Partant, c’est à juste titre que le Ministère public a retenu que le principe de l’unité de la procédure commandait la jonction des deux causes.

3.

Il résulte de ce qui précède que le recours, manifestement mal fondé, doit être rejeté et l’ordonnance du 15 septembre 2022 confirmée.

Les frais de la procédure de recours, constitués du seul émolument d’arrêt, par 660 fr. (art. 20 al. 1 TFIP [tarif des frais de procédure et indemnités en matière pénale du 28 septembre 2010; BLV 312.03.1]), seront mis à la charge de la recourante, qui succombe (art.

428.

al. 1 CPP).

Par ces motifs, la Chambre des recours pénale prononce:

Par ces motifs, la Chambre des recours pénale prononce:

I. Le recours est rejeté.

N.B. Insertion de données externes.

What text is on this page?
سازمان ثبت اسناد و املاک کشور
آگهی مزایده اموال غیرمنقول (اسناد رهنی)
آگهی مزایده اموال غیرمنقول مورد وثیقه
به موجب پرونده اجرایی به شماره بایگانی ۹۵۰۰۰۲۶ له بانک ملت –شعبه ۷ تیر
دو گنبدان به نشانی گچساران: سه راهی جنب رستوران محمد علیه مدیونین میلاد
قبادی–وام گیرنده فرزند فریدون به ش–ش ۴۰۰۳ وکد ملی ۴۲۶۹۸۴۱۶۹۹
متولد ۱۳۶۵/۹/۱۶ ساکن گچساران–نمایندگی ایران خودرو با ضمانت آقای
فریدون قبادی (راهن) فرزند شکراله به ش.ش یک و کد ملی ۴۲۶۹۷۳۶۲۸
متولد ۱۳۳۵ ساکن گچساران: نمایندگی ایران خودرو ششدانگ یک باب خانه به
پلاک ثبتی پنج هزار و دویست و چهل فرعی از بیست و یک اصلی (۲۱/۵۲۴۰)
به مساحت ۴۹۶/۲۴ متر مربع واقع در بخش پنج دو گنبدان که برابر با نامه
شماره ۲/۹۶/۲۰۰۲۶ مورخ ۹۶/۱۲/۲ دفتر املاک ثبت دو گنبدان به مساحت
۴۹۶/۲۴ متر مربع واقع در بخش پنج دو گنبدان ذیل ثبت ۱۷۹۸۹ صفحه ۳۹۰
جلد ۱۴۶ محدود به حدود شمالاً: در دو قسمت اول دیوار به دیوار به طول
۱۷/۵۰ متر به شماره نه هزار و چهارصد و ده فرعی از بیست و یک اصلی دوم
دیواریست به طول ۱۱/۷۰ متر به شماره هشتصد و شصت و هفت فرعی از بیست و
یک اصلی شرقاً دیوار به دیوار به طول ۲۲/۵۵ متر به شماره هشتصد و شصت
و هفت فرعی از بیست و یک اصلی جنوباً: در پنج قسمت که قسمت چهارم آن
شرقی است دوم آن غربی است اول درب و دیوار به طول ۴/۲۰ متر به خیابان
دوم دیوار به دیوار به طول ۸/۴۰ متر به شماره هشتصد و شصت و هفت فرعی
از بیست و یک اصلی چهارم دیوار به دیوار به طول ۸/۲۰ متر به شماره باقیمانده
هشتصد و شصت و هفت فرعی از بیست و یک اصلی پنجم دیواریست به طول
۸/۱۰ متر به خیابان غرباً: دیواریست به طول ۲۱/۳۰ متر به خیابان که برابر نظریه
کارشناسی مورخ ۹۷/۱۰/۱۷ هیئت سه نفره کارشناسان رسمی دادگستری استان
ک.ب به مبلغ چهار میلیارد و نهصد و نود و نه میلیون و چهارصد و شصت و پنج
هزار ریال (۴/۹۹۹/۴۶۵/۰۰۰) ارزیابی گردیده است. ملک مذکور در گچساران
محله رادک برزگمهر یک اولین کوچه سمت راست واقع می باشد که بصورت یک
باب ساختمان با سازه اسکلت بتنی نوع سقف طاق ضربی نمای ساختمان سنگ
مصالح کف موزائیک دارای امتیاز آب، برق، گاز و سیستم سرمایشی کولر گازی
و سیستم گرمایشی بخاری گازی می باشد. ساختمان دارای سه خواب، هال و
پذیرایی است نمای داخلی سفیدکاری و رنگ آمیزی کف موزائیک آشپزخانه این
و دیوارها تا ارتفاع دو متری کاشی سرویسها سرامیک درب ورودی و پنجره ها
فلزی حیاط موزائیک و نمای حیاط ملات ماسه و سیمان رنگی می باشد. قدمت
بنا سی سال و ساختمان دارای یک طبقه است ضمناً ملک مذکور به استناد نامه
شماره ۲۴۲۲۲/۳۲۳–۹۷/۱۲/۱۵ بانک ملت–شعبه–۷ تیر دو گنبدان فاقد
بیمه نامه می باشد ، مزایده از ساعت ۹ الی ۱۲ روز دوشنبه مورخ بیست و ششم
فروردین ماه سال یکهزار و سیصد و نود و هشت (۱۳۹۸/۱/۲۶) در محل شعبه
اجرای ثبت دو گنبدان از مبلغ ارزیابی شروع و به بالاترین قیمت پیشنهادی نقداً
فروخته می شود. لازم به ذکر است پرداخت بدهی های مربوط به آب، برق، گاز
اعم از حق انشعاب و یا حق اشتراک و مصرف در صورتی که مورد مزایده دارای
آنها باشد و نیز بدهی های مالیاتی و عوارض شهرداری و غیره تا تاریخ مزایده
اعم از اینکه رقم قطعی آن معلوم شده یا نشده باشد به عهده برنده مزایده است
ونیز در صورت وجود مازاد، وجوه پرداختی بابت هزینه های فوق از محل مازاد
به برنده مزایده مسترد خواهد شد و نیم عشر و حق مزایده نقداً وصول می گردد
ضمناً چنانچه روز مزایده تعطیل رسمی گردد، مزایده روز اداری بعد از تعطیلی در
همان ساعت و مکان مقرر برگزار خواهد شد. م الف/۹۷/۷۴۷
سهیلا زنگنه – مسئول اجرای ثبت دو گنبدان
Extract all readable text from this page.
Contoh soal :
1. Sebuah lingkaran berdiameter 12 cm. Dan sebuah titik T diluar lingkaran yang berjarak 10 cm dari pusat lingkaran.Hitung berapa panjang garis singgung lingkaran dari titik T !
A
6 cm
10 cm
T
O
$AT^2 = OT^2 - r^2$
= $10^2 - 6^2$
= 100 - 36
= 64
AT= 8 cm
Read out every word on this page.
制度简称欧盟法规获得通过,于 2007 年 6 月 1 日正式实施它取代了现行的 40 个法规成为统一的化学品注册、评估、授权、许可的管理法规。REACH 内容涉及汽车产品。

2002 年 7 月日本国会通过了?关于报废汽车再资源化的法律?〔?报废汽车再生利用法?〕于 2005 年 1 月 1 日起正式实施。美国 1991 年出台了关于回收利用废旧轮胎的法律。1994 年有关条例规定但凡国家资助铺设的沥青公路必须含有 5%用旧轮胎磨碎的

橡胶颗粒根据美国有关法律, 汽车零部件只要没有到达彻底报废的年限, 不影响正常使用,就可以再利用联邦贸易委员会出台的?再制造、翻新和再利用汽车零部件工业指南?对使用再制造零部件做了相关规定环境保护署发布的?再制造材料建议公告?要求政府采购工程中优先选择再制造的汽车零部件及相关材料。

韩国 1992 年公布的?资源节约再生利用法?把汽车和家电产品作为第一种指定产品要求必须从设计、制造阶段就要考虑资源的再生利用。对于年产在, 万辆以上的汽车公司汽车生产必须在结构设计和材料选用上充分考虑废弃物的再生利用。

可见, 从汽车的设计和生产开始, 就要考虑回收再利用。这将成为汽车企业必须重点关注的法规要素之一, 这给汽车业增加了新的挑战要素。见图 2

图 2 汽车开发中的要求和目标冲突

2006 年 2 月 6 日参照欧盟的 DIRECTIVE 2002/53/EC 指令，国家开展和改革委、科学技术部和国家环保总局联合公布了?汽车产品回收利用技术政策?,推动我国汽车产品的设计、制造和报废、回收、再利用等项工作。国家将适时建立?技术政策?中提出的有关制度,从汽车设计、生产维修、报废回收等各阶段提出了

II. L’ordonnance du 15 septembre 2022 est confirmée. III. Les frais de la procédure, par 660 fr. (six cent soixante francs), sont mis à la charge de la recourante. IV. L’arrêt est exécutoire.

La présidente: La greffière:

Du

Le présent arrêt, dont la rédaction a été approuvée à huis clos, est notifié, par l'envoi d'une copie complète, à: - Me David Papaux, avocat, (pour S.________), - Me Krishna Müller, avocat (pour V.________, - Ministère public central,

et communiqué à: - Mme la Procureure de l’arrondissement du Nord vaudois,

par l’envoi de photocopies.

Le présent arrêt peut faire l'objet d'un recours en matière pénale devant le Tribunal fédéral au sens des art. 78 ss LTF (loi du 17 juin 2005 sur le Tribunal fédéral; RS 173.110). Ce recours doit être déposé devant le Tribunal fédéral dans les trente jours qui suivent la notification de l'expédition complète (art. 100 al. 1 LTF).